Este poema fue un importante avance en el conocimiento y la iluminación de la realidad social por parte de un poeta.
Otras de su obras son Diálogo sobre la nobleza , Discurso sobre la poesía , y la pieza de teatro Ascanio en Alba , con música de Mozart. Parini dejó honda huella tanto por su arte como por sus valores morales.
Nació en Bosisio, Lombardía, en hogar humilde. Sus padres lo enviaron a Milán, a casa de una tía abuela de más de noventa años, quien se encargó de su educación para que fuera sacerdote. En los primeros años escolares dio escaso rendimiento: su origen campesino, la apresurada educación primaria, las desfavorables condiciones familiares y su maltrecha salud, retrasaron su desarrollo. Pero poco a poco fue distinguiéndose entre sus compañeros todos ricos y nobles, por su capacidad humanitaria y su amor a la belleza. Ya entonces escribía versos y había iniciado "el áspero camino que conduce al Parnaso", que lo llevó luego, por necesidad económica y durante algunos años, a desempeñarse como "poeta de ocasión". Fue ordenado sacerdote en 1751; aunque carente de vocación religiosa, supo mantener hasta el final de su vida la dignidad de tan humanitaria profesión.
La difusión en Italia del movimiento de la Ilustración procedente de Francia, enriqueció el contenido de su vena literaria. Mantuvo polémicas en defensa de sus ideales, y fue preceptor en casa de familias ilustres: Borromeo, Imbonati, Serbelloni; de esta última salió en 1762, a consecuencia de su enojo porque la duquesa abofeteó a una hija de la criada.

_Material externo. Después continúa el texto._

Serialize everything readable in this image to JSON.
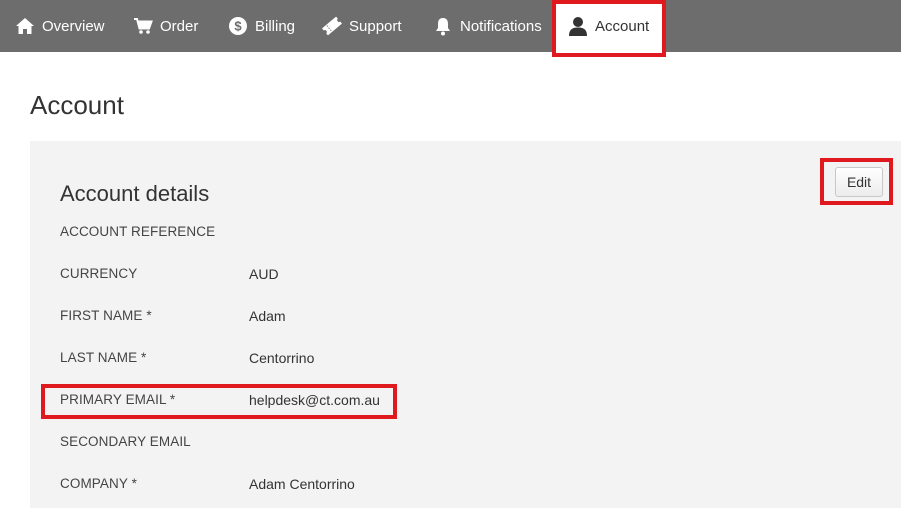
{
  "nav": {
    "items": [
      {
        "label": "Overview",
        "icon": "home-icon"
      },
      {
        "label": "Order",
        "icon": "cart-icon"
      },
      {
        "label": "Billing",
        "icon": "dollar-icon"
      },
      {
        "label": "Support",
        "icon": "ticket-icon"
      },
      {
        "label": "Notifications",
        "icon": "bell-icon"
      },
      {
        "label": "Account",
        "icon": "user-icon",
        "active": true
      }
    ]
  },
  "page": {
    "title": "Account"
  },
  "account_details": {
    "title": "Account details",
    "edit_label": "Edit",
    "fields": [
      {
        "label": "ACCOUNT REFERENCE",
        "value": ""
      },
      {
        "label": "CURRENCY",
        "value": "AUD"
      },
      {
        "label": "FIRST NAME *",
        "value": "Adam"
      },
      {
        "label": "LAST NAME *",
        "value": "Centorrino"
      },
      {
        "label": "PRIMARY EMAIL *",
        "value": "helpdesk@ct.com.au"
      },
      {
        "label": "SECONDARY EMAIL",
        "value": ""
      },
      {
        "label": "COMPANY *",
        "value": "Adam Centorrino"
      }
    ]
  },
  "colors": {
    "navbar": "#6d6d6d",
    "highlight": "#e0191e",
    "panel": "#f3f3f3"
  }
}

Parini vivió siempre en medio de una relativa pobreza, aceptada con orgullo y distinción. Sirvió la cátedra de Elocuencia en las Escuelas Palatinas jesuitas, y fruto de ese magisterio son los Principios de las Bellas Letras , resumen de su teoría sobre el arte y de sus juicios acerca de escritores italianos y latinos. Rodeado de amigos y discípulos falleció en Milán; dos horas antes de su muerte dictó un soneto de amonestación a los austríacos por haber invadido esa ciudad.